Best Practices for Remaining Compliant With the UK’s PECR

Considering the above, it’s not hard to see why it’s in organisations’ best interests to remain compliant with the PECR and its related laws. After all, fines, penalties and even investigations alone can spell disaster for a business, using up their time and resources while also damaging their reputation.

To help you stay on the right side of the law, we’ve put together some best practices for PECR compliance. By following these tips, you can ensure that you’re taking the necessary steps to protect the personal data of your customers and website visitors, while also minimising the risk of being fined or penalised by the ICO.

Audit Your Cookies

The first step in remaining compliant with the PECR, or any privacy regulations for that matter, is having tabs on your website’s use of cookies. Audit your website’s cookies to determine which ones are absolutely necessary, and which could be done without. Once you’ve got a list of the cookies that you need, you can then start working on obtaining consent for the use of non-essential ones.

Build an Opt-in Consent Mechanism

As we mentioned earlier, the PECR operates under an opt-in consent framework. This means that you cannot assume that website visitors or customers have consented to the use of cookies, or the processing of their personal data.
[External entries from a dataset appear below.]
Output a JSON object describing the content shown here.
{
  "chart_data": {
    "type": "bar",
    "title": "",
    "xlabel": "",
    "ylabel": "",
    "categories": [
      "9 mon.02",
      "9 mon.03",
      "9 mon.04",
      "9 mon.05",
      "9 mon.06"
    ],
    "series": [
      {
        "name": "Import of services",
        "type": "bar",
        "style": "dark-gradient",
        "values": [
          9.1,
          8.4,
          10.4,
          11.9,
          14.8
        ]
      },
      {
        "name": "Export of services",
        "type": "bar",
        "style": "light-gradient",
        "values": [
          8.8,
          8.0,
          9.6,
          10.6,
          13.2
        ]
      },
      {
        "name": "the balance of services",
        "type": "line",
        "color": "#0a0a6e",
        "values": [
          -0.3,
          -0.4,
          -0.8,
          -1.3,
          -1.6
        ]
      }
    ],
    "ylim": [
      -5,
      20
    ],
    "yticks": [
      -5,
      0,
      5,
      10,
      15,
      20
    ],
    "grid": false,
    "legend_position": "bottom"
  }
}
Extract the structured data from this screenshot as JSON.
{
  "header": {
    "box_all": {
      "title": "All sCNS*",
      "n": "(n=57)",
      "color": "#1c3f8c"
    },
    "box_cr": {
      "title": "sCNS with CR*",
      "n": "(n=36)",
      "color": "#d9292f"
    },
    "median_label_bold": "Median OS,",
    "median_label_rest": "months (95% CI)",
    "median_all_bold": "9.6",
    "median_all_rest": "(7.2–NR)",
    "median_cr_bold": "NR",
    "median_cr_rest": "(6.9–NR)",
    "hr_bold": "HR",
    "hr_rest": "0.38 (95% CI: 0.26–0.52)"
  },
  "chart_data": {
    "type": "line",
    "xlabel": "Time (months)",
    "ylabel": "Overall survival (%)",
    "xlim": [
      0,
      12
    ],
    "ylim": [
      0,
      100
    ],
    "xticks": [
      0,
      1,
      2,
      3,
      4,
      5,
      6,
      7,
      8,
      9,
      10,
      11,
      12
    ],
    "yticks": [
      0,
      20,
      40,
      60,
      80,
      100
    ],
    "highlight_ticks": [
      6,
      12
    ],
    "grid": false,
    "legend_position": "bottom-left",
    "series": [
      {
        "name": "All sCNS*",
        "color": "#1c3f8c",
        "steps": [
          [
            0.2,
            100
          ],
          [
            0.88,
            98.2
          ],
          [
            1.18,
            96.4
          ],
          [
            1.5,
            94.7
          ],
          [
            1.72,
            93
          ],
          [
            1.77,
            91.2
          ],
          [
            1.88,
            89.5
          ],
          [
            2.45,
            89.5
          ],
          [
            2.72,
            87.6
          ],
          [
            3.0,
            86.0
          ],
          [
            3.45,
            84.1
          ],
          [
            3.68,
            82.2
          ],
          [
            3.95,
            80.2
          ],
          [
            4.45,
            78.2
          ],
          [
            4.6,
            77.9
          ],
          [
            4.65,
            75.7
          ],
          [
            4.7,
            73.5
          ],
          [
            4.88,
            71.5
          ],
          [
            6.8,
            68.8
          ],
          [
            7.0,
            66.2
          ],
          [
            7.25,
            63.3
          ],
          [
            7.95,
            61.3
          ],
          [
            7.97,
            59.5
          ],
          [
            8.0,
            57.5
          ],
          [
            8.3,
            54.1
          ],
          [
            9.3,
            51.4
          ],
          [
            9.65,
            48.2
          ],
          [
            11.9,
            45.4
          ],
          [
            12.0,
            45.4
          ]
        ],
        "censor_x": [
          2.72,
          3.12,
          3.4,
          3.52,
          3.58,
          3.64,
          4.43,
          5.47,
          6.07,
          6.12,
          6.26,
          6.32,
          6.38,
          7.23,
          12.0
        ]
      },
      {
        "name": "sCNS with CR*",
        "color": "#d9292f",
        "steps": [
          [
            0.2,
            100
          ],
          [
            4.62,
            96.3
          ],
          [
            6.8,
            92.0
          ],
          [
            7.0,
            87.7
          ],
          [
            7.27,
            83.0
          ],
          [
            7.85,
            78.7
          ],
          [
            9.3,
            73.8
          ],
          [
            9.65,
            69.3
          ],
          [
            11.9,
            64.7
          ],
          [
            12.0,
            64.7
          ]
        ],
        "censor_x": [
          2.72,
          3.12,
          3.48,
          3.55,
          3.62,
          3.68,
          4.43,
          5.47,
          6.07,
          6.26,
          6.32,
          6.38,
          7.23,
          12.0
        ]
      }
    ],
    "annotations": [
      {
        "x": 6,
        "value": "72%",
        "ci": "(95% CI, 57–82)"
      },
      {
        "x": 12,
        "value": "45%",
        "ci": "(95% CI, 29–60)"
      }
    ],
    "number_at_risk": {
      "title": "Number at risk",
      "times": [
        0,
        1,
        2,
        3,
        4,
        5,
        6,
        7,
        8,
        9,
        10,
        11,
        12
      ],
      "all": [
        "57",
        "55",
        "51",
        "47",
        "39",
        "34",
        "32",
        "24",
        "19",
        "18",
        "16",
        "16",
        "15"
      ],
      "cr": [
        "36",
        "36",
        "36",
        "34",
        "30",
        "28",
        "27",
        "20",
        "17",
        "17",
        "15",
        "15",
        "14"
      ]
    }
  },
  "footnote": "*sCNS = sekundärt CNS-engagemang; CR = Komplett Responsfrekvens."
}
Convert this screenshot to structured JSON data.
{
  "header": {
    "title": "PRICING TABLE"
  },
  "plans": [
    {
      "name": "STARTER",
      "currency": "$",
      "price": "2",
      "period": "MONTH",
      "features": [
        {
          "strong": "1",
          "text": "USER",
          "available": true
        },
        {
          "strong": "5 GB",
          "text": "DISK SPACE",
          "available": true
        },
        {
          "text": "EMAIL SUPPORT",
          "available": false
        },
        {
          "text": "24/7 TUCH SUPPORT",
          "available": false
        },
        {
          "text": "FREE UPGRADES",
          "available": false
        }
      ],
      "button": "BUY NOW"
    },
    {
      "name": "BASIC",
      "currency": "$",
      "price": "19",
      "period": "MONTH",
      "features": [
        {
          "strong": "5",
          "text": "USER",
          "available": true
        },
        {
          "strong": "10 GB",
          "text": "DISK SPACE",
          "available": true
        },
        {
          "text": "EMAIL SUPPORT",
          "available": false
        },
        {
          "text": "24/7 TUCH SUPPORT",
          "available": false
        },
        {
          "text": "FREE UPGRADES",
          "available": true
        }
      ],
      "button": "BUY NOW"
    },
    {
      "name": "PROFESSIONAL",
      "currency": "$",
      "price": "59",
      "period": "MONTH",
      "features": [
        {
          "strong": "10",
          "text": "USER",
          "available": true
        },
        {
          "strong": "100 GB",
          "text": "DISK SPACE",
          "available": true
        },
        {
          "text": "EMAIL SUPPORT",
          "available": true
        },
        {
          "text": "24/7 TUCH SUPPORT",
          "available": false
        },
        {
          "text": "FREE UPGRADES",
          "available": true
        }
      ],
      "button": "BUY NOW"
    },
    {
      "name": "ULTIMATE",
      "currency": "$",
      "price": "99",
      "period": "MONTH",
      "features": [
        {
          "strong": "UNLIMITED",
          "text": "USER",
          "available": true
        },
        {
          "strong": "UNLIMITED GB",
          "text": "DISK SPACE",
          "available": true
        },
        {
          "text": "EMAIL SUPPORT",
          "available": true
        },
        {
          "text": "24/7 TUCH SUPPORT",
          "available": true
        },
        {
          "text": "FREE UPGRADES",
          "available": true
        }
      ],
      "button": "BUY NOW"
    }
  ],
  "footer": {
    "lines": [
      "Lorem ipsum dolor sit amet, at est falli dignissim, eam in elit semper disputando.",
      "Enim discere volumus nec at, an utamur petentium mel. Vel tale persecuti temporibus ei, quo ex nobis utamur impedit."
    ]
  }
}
Instead, you need to give them a way to actively opt-in to such things.

There are a few ways that you can go about doing this, but one of the simplest and most effective is to build a consent mechanism into your website. This can be in the form of a pop-up or banner that appears when someone visits your site, and which explains what cookies are being used and why, as well as giving visitors the option to opt-in or out.

Keep Records of Consents Received

Another important best practice is to keep records of the consents that you’ve received from individuals. This is important for a few reasons. Firstly, it helps to demonstrate that you’re complying with the law by proactively obtaining consent from users. Secondly, it can act as a defence against any claims of non-compliance, should the ICO ever investigate your organisation.

Conclusion

While the digital world is always changing, one thing remains constant: the importance of protecting people’s personal data. By learning more about and working to comply with the PECR, organisations can help to ensure that they’re doing just that.